The entrepreneur who uses Mer does not have to guess how the system works or what happens to his data in the background. Through the user portal, API integrations, and the notification system, he has insight at every moment into the status of his invoices, the processing stage, and any possible errors. In other words, the system is not some kind of “black box” that can be read only by our experts, but the user transparently sees what is happening and why it is happening, which we consider a basic standard for infrastructure that exists for him and for the secure exchange of his data.

We have clearly defined and accessible documentation that explains how data are processed, where they are located, and according to which standards and based on which legal frameworks we collect, process, and store them.
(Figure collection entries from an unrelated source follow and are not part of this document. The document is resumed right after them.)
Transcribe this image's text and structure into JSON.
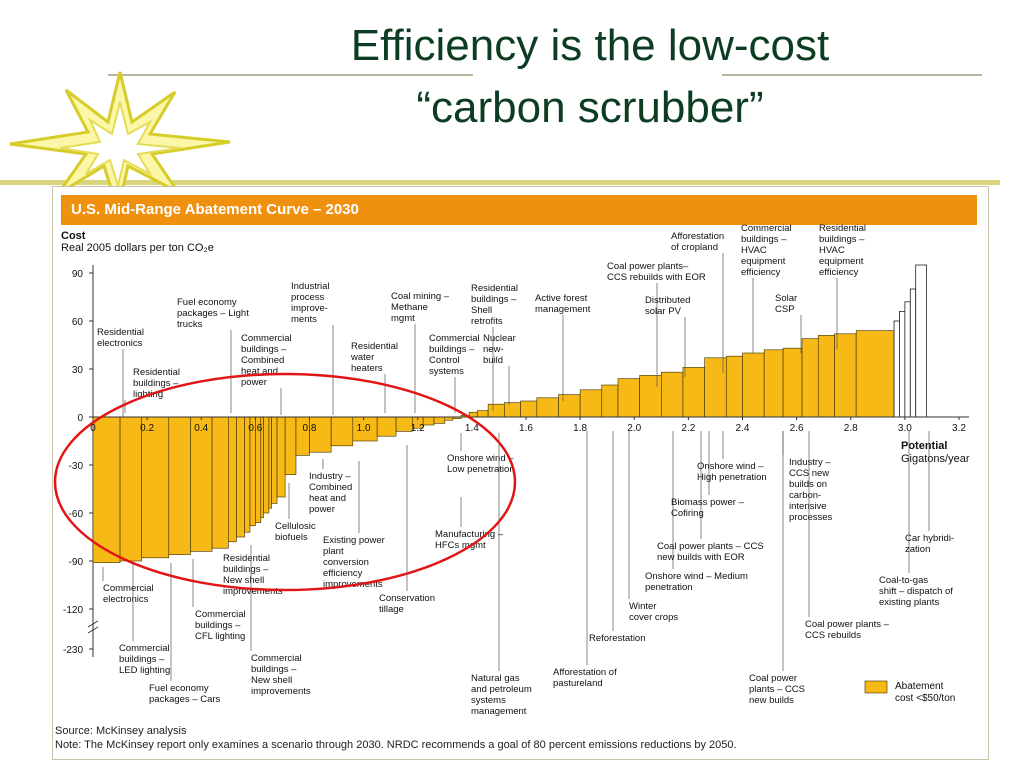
{
  "slide": {
    "title_line1": "Efficiency is the low-cost",
    "title_line2": "“carbon scrubber”"
  },
  "panel": {
    "header": "U.S. Mid-Range Abatement Curve – 2030",
    "source": "Source: McKinsey analysis",
    "note": "Note: The McKinsey report only examines a scenario through 2030. NRDC recommends a goal of 80 percent emissions reductions by 2050."
  },
  "colors": {
    "bar": "#f7b916",
    "header": "#f0900f",
    "title": "#0c3d22",
    "highlight": "#e01515"
  },
  "chart_data": {
    "type": "bar",
    "title": "U.S. Mid-Range Abatement Curve – 2030",
    "ylabel_line1": "Cost",
    "ylabel_line2": "Real 2005 dollars per ton CO₂e",
    "xlabel_line1": "Potential",
    "xlabel_line2": "Gigatons/year",
    "xlim": [
      0,
      3.2
    ],
    "x_ticks": [
      "0.2",
      "0.4",
      "0.6",
      "0.8",
      "1.0",
      "1.2",
      "1.4",
      "1.6",
      "1.8",
      "2.0",
      "2.2",
      "2.4",
      "2.6",
      "2.8",
      "3.0",
      "3.2"
    ],
    "y_ticks": [
      "90",
      "60",
      "30",
      "0",
      "-30",
      "-60",
      "-90",
      "-120",
      "-230"
    ],
    "legend": "Abatement cost <$50/ton",
    "bars": [
      {
        "x0": 0.0,
        "x1": 0.1,
        "y": -91
      },
      {
        "x0": 0.1,
        "x1": 0.18,
        "y": -90
      },
      {
        "x0": 0.18,
        "x1": 0.28,
        "y": -88
      },
      {
        "x0": 0.28,
        "x1": 0.36,
        "y": -86
      },
      {
        "x0": 0.36,
        "x1": 0.44,
        "y": -84
      },
      {
        "x0": 0.44,
        "x1": 0.5,
        "y": -82
      },
      {
        "x0": 0.5,
        "x1": 0.53,
        "y": -78
      },
      {
        "x0": 0.53,
        "x1": 0.56,
        "y": -75
      },
      {
        "x0": 0.56,
        "x1": 0.58,
        "y": -72
      },
      {
        "x0": 0.58,
        "x1": 0.6,
        "y": -68
      },
      {
        "x0": 0.6,
        "x1": 0.62,
        "y": -66
      },
      {
        "x0": 0.62,
        "x1": 0.63,
        "y": -63
      },
      {
        "x0": 0.63,
        "x1": 0.65,
        "y": -60
      },
      {
        "x0": 0.65,
        "x1": 0.66,
        "y": -57
      },
      {
        "x0": 0.66,
        "x1": 0.68,
        "y": -54
      },
      {
        "x0": 0.68,
        "x1": 0.71,
        "y": -50
      },
      {
        "x0": 0.71,
        "x1": 0.75,
        "y": -36
      },
      {
        "x0": 0.75,
        "x1": 0.8,
        "y": -24
      },
      {
        "x0": 0.8,
        "x1": 0.88,
        "y": -22
      },
      {
        "x0": 0.88,
        "x1": 0.96,
        "y": -18
      },
      {
        "x0": 0.96,
        "x1": 1.05,
        "y": -15
      },
      {
        "x0": 1.05,
        "x1": 1.12,
        "y": -12
      },
      {
        "x0": 1.12,
        "x1": 1.18,
        "y": -9
      },
      {
        "x0": 1.18,
        "x1": 1.22,
        "y": -7
      },
      {
        "x0": 1.22,
        "x1": 1.26,
        "y": -5
      },
      {
        "x0": 1.26,
        "x1": 1.3,
        "y": -4
      },
      {
        "x0": 1.3,
        "x1": 1.33,
        "y": -2
      },
      {
        "x0": 1.33,
        "x1": 1.36,
        "y": -1
      },
      {
        "x0": 1.36,
        "x1": 1.39,
        "y": 1
      },
      {
        "x0": 1.39,
        "x1": 1.42,
        "y": 3
      },
      {
        "x0": 1.42,
        "x1": 1.46,
        "y": 4
      },
      {
        "x0": 1.46,
        "x1": 1.52,
        "y": 8
      },
      {
        "x0": 1.52,
        "x1": 1.58,
        "y": 9
      },
      {
        "x0": 1.58,
        "x1": 1.64,
        "y": 10
      },
      {
        "x0": 1.64,
        "x1": 1.72,
        "y": 12
      },
      {
        "x0": 1.72,
        "x1": 1.8,
        "y": 14
      },
      {
        "x0": 1.8,
        "x1": 1.88,
        "y": 17
      },
      {
        "x0": 1.88,
        "x1": 1.94,
        "y": 20
      },
      {
        "x0": 1.94,
        "x1": 2.02,
        "y": 24
      },
      {
        "x0": 2.02,
        "x1": 2.1,
        "y": 26
      },
      {
        "x0": 2.1,
        "x1": 2.18,
        "y": 28
      },
      {
        "x0": 2.18,
        "x1": 2.26,
        "y": 31
      },
      {
        "x0": 2.26,
        "x1": 2.34,
        "y": 37
      },
      {
        "x0": 2.34,
        "x1": 2.4,
        "y": 38
      },
      {
        "x0": 2.4,
        "x1": 2.48,
        "y": 40
      },
      {
        "x0": 2.48,
        "x1": 2.55,
        "y": 42
      },
      {
        "x0": 2.55,
        "x1": 2.62,
        "y": 43
      },
      {
        "x0": 2.62,
        "x1": 2.68,
        "y": 49
      },
      {
        "x0": 2.68,
        "x1": 2.74,
        "y": 51
      },
      {
        "x0": 2.74,
        "x1": 2.82,
        "y": 52
      },
      {
        "x0": 2.82,
        "x1": 2.96,
        "y": 54
      }
    ],
    "over_threshold_bars": [
      {
        "x0": 2.96,
        "x1": 2.98,
        "y": 60
      },
      {
        "x0": 2.98,
        "x1": 3.0,
        "y": 66
      },
      {
        "x0": 3.0,
        "x1": 3.02,
        "y": 72
      },
      {
        "x0": 3.02,
        "x1": 3.04,
        "y": 80
      },
      {
        "x0": 3.04,
        "x1": 3.08,
        "y": 95
      }
    ],
    "annotations": [
      {
        "name": "residential-electronics",
        "x": 0.08,
        "lines": [
          "Residential",
          "electronics"
        ]
      },
      {
        "name": "residential-buildings-lighting",
        "x": 0.16,
        "lines": [
          "Residential",
          "buildings –",
          "lighting"
        ]
      },
      {
        "name": "fuel-economy-light-trucks",
        "x": 0.45,
        "lines": [
          "Fuel economy",
          "packages – Light",
          "trucks"
        ]
      },
      {
        "name": "commercial-buildings-combined-heat-power",
        "x": 0.62,
        "lines": [
          "Commercial",
          "buildings –",
          "Combined",
          "heat and",
          "power"
        ]
      },
      {
        "name": "industrial-process-improvements",
        "x": 0.82,
        "lines": [
          "Industrial",
          "process",
          "improve-",
          "ments"
        ]
      },
      {
        "name": "residential-water-heaters",
        "x": 1.0,
        "lines": [
          "Residential",
          "water",
          "heaters"
        ]
      },
      {
        "name": "coal-mining-methane",
        "x": 1.15,
        "lines": [
          "Coal mining –",
          "Methane",
          "mgmt"
        ]
      },
      {
        "name": "commercial-buildings-control-systems",
        "x": 1.32,
        "lines": [
          "Commercial",
          "buildings –",
          "Control",
          "systems"
        ]
      },
      {
        "name": "residential-buildings-shell-retrofits",
        "x": 1.46,
        "lines": [
          "Residential",
          "buildings –",
          "Shell",
          "retrofits"
        ]
      },
      {
        "name": "nuclear-new-build",
        "x": 1.52,
        "lines": [
          "Nuclear",
          "new-",
          "build"
        ]
      },
      {
        "name": "active-forest-management",
        "x": 1.76,
        "lines": [
          "Active forest",
          "management"
        ]
      },
      {
        "name": "coal-power-ccs-rebuilds-eor",
        "x": 2.08,
        "lines": [
          "Coal power plants–",
          "CCS rebuilds with EOR"
        ]
      },
      {
        "name": "distributed-solar-pv",
        "x": 2.22,
        "lines": [
          "Distributed",
          "solar PV"
        ]
      },
      {
        "name": "afforestation-cropland",
        "x": 2.26,
        "lines": [
          "Afforestation",
          "of cropland"
        ]
      },
      {
        "name": "commercial-buildings-hvac",
        "x": 2.54,
        "lines": [
          "Commercial",
          "buildings –",
          "HVAC",
          "equipment",
          "efficiency"
        ]
      },
      {
        "name": "residential-buildings-hvac",
        "x": 2.74,
        "lines": [
          "Residential",
          "buildings –",
          "HVAC",
          "equipment",
          "efficiency"
        ]
      },
      {
        "name": "solar-csp",
        "x": 2.68,
        "lines": [
          "Solar",
          "CSP"
        ]
      },
      {
        "name": "commercial-electronics",
        "x": 0.04,
        "lines": [
          "Commercial",
          "electronics"
        ]
      },
      {
        "name": "commercial-buildings-led-lighting",
        "x": 0.14,
        "lines": [
          "Commercial",
          "buildings –",
          "LED lighting"
        ]
      },
      {
        "name": "fuel-economy-cars",
        "x": 0.28,
        "lines": [
          "Fuel economy",
          "packages – Cars"
        ]
      },
      {
        "name": "commercial-buildings-cfl-lighting",
        "x": 0.38,
        "lines": [
          "Commercial",
          "buildings –",
          "CFL lighting"
        ]
      },
      {
        "name": "residential-buildings-new-shell",
        "x": 0.5,
        "lines": [
          "Residential",
          "buildings –",
          "New shell",
          "improvements"
        ]
      },
      {
        "name": "commercial-buildings-new-shell",
        "x": 0.6,
        "lines": [
          "Commercial",
          "buildings –",
          "New shell",
          "improvements"
        ]
      },
      {
        "name": "cellulosic-biofuels",
        "x": 0.73,
        "lines": [
          "Cellulosic",
          "biofuels"
        ]
      },
      {
        "name": "industry-combined-heat-power",
        "x": 0.84,
        "lines": [
          "Industry –",
          "Combined",
          "heat and",
          "power"
        ]
      },
      {
        "name": "existing-power-plant-efficiency",
        "x": 1.0,
        "lines": [
          "Existing power",
          "plant",
          "conversion",
          "efficiency",
          "improvements"
        ]
      },
      {
        "name": "conservation-tillage",
        "x": 1.21,
        "lines": [
          "Conservation",
          "tillage"
        ]
      },
      {
        "name": "onshore-wind-low",
        "x": 1.48,
        "lines": [
          "Onshore wind –",
          "Low penetration"
        ]
      },
      {
        "name": "manufacturing-hfcs",
        "x": 1.42,
        "lines": [
          "Manufacturing –",
          "HFCs mgmt"
        ]
      },
      {
        "name": "natural-gas-petroleum-systems",
        "x": 1.56,
        "lines": [
          "Natural gas",
          "and petroleum",
          "systems",
          "management"
        ]
      },
      {
        "name": "afforestation-pastureland",
        "x": 1.78,
        "lines": [
          "Afforestation of",
          "pastureland"
        ]
      },
      {
        "name": "reforestation",
        "x": 1.9,
        "lines": [
          "Reforestation"
        ]
      },
      {
        "name": "winter-cover-crops",
        "x": 1.99,
        "lines": [
          "Winter",
          "cover crops"
        ]
      },
      {
        "name": "onshore-wind-medium",
        "x": 2.16,
        "lines": [
          "Onshore wind – Medium",
          "penetration"
        ]
      },
      {
        "name": "coal-power-ccs-new-eor",
        "x": 2.28,
        "lines": [
          "Coal power plants – CCS",
          "new builds with EOR"
        ]
      },
      {
        "name": "biomass-power-cofiring",
        "x": 2.38,
        "lines": [
          "Biomass  power –",
          "Cofiring"
        ]
      },
      {
        "name": "onshore-wind-high",
        "x": 2.42,
        "lines": [
          "Onshore wind –",
          "High penetration"
        ]
      },
      {
        "name": "industry-ccs-new-builds",
        "x": 2.66,
        "lines": [
          "Industry –",
          "CCS new",
          "builds on",
          "carbon-",
          "intensive",
          "processes"
        ]
      },
      {
        "name": "coal-power-ccs-new-builds",
        "x": 2.52,
        "lines": [
          "Coal power",
          "plants – CCS",
          "new builds"
        ]
      },
      {
        "name": "coal-power-ccs-rebuilds",
        "x": 2.78,
        "lines": [
          "Coal power plants –",
          "CCS rebuilds"
        ]
      },
      {
        "name": "coal-to-gas-shift",
        "x": 3.0,
        "lines": [
          "Coal-to-gas",
          "shift – dispatch of",
          "existing plants"
        ]
      },
      {
        "name": "car-hybridization",
        "x": 3.06,
        "lines": [
          "Car hybridi-",
          "zation"
        ]
      }
    ]
  }
}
That information is not hidden in complex contractual wording, but is publicly available and structured in such a way that the user can understand the concrete processes and our role in them. What is crucial is that we do not tie user notification exclusively to formal regulatory obligations and deadlines, but to the actual impact of the incident on the user. As soon as we assess that an event is relevant, the user is informed without delay. In the case of technical issues, this means immediate notification through the system and communication channels, while in the case of security incidents, the communication takes place in parallel with the resolution of the problem, and not after it.